4. A substantial change in your net worth or assets. In many cases I find clients have estate plans as old as 20 years, with no real updates and amendments. In the majority of these cases there has been a substantial change (an increase) in the doctor’s net worth, and many of the assets he or she had when the plan was created have changed substantially. Remove room for interpretation and conflict by keeping the list of controlled assets disposed of and acquired up to date and make sure the numbers you used to calculate who gets what and when still make sense. As part of this analysis make sure that your estate plan, especially a Revocable Living Trust, is not overfunded with vulnerable assets. Remember that these tools are the “death planning” and do not protect these assets from your personal and professional liability during your life in most cases. The best estate plan in the world is useless if the assets never get to it.
5. A change in trustees or fiduciaries. If the people you left in charge have aged, died, or are no longer part of your life for any reason, you need to update. Common issues to consider include age, financial sophistication, mental and physical health, and substance abuse concerns. These people have a heavy responsibility and can be key to your estate plan working the way you wanted, make sure they are still fit choices.

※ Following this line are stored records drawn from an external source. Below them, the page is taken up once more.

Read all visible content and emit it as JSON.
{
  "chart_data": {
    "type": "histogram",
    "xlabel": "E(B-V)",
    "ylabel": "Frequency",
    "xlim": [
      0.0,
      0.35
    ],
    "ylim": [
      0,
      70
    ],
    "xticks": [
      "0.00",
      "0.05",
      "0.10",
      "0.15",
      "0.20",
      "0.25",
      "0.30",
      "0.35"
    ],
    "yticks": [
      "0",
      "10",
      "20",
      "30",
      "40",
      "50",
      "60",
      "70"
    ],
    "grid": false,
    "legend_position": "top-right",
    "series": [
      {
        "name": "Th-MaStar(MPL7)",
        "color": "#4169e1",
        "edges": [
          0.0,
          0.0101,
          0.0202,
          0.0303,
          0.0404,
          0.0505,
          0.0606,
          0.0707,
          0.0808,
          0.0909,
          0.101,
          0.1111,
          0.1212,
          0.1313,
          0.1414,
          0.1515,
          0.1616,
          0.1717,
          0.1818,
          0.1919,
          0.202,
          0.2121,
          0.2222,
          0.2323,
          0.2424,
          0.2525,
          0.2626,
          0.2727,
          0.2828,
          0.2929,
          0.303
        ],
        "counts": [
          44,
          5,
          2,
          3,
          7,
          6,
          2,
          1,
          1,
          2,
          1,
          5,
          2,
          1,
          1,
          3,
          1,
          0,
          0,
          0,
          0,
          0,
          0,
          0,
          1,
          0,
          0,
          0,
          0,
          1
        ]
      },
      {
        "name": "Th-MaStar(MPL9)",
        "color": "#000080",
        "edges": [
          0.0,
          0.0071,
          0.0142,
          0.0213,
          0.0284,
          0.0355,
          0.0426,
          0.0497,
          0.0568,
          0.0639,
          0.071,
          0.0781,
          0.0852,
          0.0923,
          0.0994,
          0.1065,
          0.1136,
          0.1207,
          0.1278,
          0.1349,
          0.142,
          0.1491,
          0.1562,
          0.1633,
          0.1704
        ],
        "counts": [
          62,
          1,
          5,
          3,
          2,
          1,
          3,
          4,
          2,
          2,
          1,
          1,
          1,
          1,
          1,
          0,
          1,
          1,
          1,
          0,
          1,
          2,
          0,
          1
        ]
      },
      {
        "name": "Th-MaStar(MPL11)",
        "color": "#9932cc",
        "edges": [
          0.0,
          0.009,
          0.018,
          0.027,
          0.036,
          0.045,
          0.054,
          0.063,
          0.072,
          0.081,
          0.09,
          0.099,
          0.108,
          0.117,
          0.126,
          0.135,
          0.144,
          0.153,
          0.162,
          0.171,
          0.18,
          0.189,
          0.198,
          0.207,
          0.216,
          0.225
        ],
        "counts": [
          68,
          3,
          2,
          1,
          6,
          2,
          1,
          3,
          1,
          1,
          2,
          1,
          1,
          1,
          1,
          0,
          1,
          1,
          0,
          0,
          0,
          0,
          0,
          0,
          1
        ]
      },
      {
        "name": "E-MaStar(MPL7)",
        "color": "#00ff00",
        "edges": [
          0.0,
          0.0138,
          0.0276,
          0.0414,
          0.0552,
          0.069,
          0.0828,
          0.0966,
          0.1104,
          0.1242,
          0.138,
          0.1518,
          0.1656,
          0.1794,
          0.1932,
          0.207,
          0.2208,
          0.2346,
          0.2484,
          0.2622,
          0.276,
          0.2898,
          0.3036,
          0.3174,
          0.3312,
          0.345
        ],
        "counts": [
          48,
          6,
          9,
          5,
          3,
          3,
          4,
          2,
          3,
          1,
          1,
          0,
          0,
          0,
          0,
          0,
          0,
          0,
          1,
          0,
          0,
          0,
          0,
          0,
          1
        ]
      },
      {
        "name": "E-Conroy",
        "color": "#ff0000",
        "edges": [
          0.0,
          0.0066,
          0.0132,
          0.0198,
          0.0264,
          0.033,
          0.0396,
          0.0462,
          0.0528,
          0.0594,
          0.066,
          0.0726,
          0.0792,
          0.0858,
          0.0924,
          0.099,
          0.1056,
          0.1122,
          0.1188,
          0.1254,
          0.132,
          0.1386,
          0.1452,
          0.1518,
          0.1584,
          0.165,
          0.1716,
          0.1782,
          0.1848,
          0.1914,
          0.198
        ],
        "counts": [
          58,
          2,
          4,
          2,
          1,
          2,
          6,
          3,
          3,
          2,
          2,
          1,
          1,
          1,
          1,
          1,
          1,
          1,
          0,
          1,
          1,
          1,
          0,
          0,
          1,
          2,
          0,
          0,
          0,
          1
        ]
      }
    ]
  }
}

6. Moving. Moving to another state is not necessarily a fatal blow to your estate plan but it should be reviewed to ensure that is adequate to address the tax and probate concerns common in your new home state. Generally, an estate plan validly created in one jurisdiction is valid in another, but there may be clauses to be added or omitted to avoid additional expense and delay in the disposition of the estate.
Finally, think about the adequacy and sophistication of your estate plan. Has it kept up with the complexity of your life? For instance, should you make the significant upgrade from a will to a more formal revocable living trust? There, conventional wisdom on trusts not being required in states with low-cost, fast probate is, in my opinion, just plain wrong. The right trust can be simple, be cost effective, unify the wishes of a married couple, provide privacy by keeping the assets you left and to whom confidential (as opposed to probate, which is public record), provide asset protection for your heirs, and account for a variety of contingencies as described above. It can also provide for your own care, and typically includes general and healthcare powers of attorney and living wills.